Kris melanjutkan bahwa cara kerja investor dalam negeri, khususnya perusahaan modal ventura tidak selaras dengan cara kerja ekosistem pengembang game lokal. Ia berpendapat sistem penanaman modal yang dilakukan oleh VC tidak cocok dengan kebutuhan studio game.

“Apalagi di mata kebanyakan VC di Indonesia tidak mengerti industri game dan memiliki lebih banyak lahan lain yang lebih hijau,” imbuh Kris.

CEO & Founder Digital Happiness Rachmad Imron membenarkan bahwa industri game memiliki risiko yang tinggi dan itu yang menurutnya membuat investor lokal enggan menanamkan uangnya ke pengembang game. Persoalan ini baginya wajar karena ekosistem lokal masih dalam tahap mengejar ketertinggalan dari aspek bisnis maupun teknis.

“Tidak banyak pemodal lokal yang mau berisiko untuk berinvestasi dalam skala panjang lebih dari 5 tahun untuk pengembangan satu produk, misalnya mereka lebih prefer ke skala kecil kurang dari 1-2 tahun maksimal misalnya,” ungkap Imron.

Hingga saat ini jumlah institusi keuangan yang berani menyuntikkan modal ke pengembang game masih sedikit. Pemodal ventura yang masuk ke sektor ini jumlahnya masih bisa dihitung dengan jari, semisal Ideosource, Maloekoe Ventures, dan Digital Nusantara Capital (DNC). Pemerintah sebetulnya juga punya peran meski tak begitu besar. Hal ini tercermin dari kebijakan Bekraf yang memasukkan pengembangan game sebagai subsektor yang berhak memperoleh hibah Bantuan Insentif Pemerintah (BIP). Namun bantuan dari Bekraf ini bersifat terbatas dan sementara.

Managing Director Ideosource Andi S. Budiman menyebut metode pengumpulan dana oleh pengembang game masih sebatas dengan model ekuitas saja. Padahal menurut Andi masih ada metode lain seperti yang ia lakukan di industri film yakni dengan model financing per judul film.

Dalam kondisi demikian, Andi mengatakan hingga sekarang investor belum ada yang berminat terjun ke industri game. “Ada dua hal, pengembang belum biasa melakukan fundraise seperti film dan industri game belum banyak dipahami oleh investor,” tukasnya.

Butuh waktu

Komparasi pendanaan untuk industri film juga dipakai Imron. Menurutnya baik industri game maupun film sama-sama punya risiko tinggi dan potensi untung yang besar. Hanya saja waktu produksi film yang relatif lebih singkat menjadikannya lebih menarik bagi investor karena itu artinya perputaran uang mereka lebih cepat.
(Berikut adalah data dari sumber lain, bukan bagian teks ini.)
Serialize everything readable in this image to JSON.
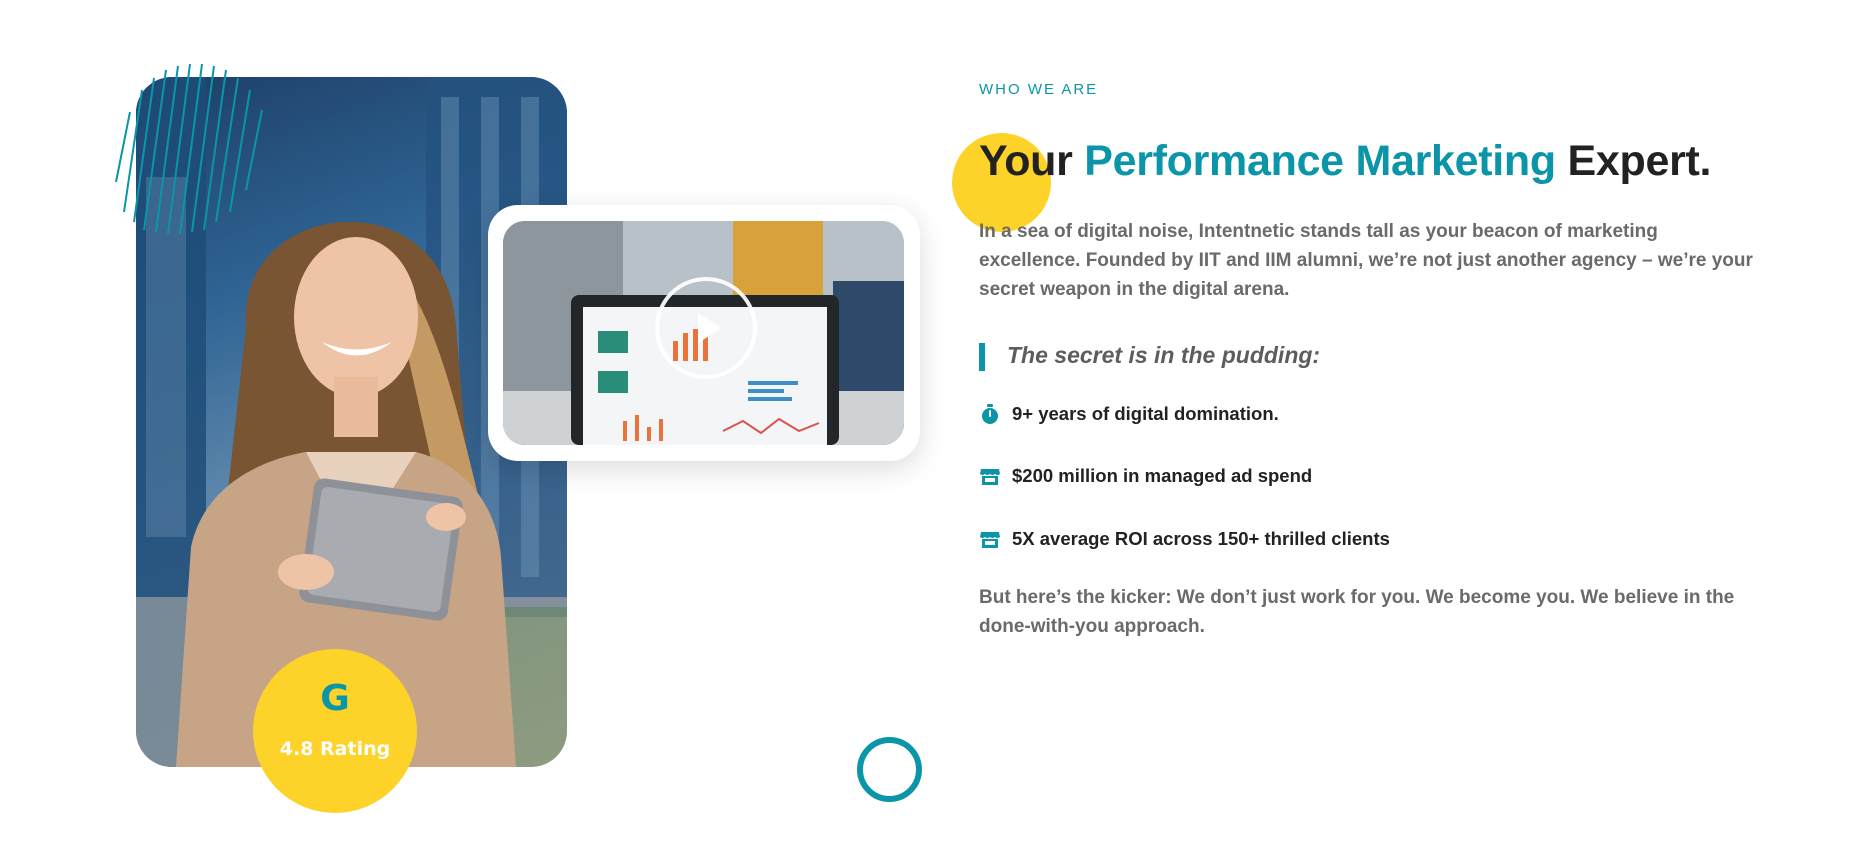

Namun ia optimis jika ekosistem pengembangan game di Indonesia kian matang, faktor-faktor tak menentu yang menyulitkan pengembang meraih pendanaan akan terkikis seperti halnya yang terjadi di industri film. Sumber optimisme Imron beranjak dari peningkatan jumlah pembeli DreadOut 2 dari Indonesia serta penerimaan yang menjanjikan di pasar internasional.

“Lima tahun lalu user Indonesia untuk DreadOut di peringkat belasan,” pungkas Imron.

Melihat kiprah pengembang lokal, seperti Digital Happiness dan Toge Productions, tak berlebihan menilai kualitas game buatan lokal terus meningkat seiring waktu berjalan. Meski begitu, bisa dikatakan belum ada kemajuan berarti bagi aspek pendanaan di industri pengembangan game lokal. Baik pengembang maupun investor masih mencari titik pertemuan yang cocok soal pendanaan.